Modernity or Hidden Slavery?
What was India’s strongest asset?
Mughals, British, and many invaders came, but one thing remained unbroken — our joint family system.
This was our real “Social Security”. We didn’t need pensions, no loneliness, no mental health crisis.
Why did the West start disliking this?
Western countries are colonialists — their biggest religion is the market.
But a country like India, where people share, spend less, and think collectively — they couldn’t sell their products here.
So, a clever strategy was devised:
“Break their families, make everyone lonely, and everyone will become a customer.”
How was this attack carried out?
Media portrayed joint families as “quarrelsome”, “burdensome”, and “obstacles”, while nuclear families were glamorized as “freedom”, “modern”, and “self-made”.
Remember: How many TV shows portray mother-in-law and daughter-in-law fights, with the solution being “separate!”?
Consumerism:
When every couple started living separately:
1 family = 4 houses
1 TV = 4 TVs
1 kitchen = 4 kitchen sets
1 car = 4 scooters + 2 cars
The market boomed, and society crumbled.
What happened in India after this “thoughtful attack”?
Social degradation:
Elderly are now viewed as burdens
Children are lonely (and lost in screens)

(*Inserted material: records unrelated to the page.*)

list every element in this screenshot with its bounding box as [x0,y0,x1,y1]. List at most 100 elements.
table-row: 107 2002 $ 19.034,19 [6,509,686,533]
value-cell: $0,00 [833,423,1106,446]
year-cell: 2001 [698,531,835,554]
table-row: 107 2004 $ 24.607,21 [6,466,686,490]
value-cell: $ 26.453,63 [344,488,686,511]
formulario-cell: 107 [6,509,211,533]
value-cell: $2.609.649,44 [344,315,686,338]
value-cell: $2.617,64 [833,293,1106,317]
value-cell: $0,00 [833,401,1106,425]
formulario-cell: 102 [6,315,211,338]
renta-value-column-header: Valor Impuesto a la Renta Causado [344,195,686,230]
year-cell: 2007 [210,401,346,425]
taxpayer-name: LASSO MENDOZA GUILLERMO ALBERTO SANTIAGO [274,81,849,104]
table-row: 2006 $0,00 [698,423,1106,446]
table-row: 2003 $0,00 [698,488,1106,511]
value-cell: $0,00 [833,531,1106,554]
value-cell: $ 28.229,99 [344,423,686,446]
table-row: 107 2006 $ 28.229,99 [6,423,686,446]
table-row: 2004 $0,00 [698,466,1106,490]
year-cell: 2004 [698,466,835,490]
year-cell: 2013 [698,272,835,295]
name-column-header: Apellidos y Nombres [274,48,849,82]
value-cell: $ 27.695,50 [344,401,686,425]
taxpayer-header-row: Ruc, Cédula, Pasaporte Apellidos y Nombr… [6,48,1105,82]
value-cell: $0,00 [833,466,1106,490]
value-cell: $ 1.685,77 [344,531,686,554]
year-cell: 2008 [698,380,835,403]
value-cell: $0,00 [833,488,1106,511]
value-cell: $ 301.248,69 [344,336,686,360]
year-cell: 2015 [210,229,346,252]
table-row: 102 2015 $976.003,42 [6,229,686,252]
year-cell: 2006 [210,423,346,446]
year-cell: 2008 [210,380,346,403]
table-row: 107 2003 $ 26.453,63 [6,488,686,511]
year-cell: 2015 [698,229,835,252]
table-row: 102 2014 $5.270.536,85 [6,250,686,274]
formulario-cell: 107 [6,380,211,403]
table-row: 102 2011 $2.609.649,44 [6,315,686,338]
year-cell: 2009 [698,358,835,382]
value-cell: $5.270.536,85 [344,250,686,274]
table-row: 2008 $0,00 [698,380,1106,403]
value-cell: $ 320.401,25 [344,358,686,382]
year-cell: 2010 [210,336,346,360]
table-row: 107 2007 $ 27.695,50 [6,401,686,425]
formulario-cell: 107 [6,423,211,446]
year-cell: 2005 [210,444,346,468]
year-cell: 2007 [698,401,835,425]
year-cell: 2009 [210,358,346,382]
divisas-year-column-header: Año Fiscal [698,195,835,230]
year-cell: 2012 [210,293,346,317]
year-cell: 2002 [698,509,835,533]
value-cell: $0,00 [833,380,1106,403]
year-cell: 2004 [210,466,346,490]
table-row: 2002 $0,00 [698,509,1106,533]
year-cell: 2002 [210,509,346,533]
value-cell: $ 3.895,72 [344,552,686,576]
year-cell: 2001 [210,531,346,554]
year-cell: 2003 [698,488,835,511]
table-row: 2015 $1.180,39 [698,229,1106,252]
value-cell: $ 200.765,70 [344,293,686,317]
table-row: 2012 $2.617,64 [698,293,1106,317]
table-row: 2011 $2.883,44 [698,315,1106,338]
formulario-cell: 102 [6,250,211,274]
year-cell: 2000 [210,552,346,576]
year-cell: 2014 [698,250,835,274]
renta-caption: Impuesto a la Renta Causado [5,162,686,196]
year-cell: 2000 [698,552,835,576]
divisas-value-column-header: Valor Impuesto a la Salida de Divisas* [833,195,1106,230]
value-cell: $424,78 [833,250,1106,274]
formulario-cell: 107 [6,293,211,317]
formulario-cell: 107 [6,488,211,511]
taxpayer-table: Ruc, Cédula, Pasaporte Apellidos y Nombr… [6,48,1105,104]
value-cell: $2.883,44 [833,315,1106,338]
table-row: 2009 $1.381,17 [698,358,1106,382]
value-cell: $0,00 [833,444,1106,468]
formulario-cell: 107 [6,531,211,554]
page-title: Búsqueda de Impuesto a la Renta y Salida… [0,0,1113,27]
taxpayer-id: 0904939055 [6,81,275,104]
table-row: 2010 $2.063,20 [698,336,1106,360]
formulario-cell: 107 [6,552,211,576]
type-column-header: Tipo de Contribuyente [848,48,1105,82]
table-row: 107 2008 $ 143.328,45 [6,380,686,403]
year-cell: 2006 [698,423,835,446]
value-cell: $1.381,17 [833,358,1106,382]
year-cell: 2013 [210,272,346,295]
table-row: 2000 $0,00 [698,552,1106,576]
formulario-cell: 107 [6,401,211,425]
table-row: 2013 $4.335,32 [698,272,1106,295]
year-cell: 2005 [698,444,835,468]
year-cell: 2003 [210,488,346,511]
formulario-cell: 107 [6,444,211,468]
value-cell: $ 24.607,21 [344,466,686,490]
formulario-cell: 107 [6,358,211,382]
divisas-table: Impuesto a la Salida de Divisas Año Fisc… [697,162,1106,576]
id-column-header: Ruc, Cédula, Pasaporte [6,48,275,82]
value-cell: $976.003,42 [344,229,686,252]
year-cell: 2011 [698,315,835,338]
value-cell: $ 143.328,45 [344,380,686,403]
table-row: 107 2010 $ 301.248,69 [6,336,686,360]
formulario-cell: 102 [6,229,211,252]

Relatives are “unavailable”
Influencers replaced sanskars
Mental health crisis:
What was once discussed with grandparents is now discussed with counselors
Loneliness now requires treatment, earlier it was cured with love
Market benefits:
Every problem has a product
Every emotion has an app
Every festival has an “online order”
“Subscription has replaced sanskars”
Today’s question — what are we becoming?
In the race of “modernity”, we:
Called joint families “outdated”
Called parents “obstacles”
Called family “unnecessary emotions”
Unfollowed relationships
But have you thought?
Amazon benefits only when you’re alone on Diwali — shopping, not sitting with family.
Zomato earns only when someone isn’t eating their mother’s food.
Netflix is watched only when someone isn’t listening to their grandmother’s stories.
Solution: We can still return
Consider joint families as “assets”, not burdens.
Raise children as sanskari individuals, not consumers.
Elderly people’s experience is above Google search. Cherish them.
Increase affection, not apps, to reduce loneliness.
Celebrate festivals, not products.
Conclusion:
“The West broke families for trade, and we sold our existence to become ‘modern’.”
It’s time to stop, think, and re-adopt our sanskars — or the next generation might need Google to understand the meaning of “joint family”.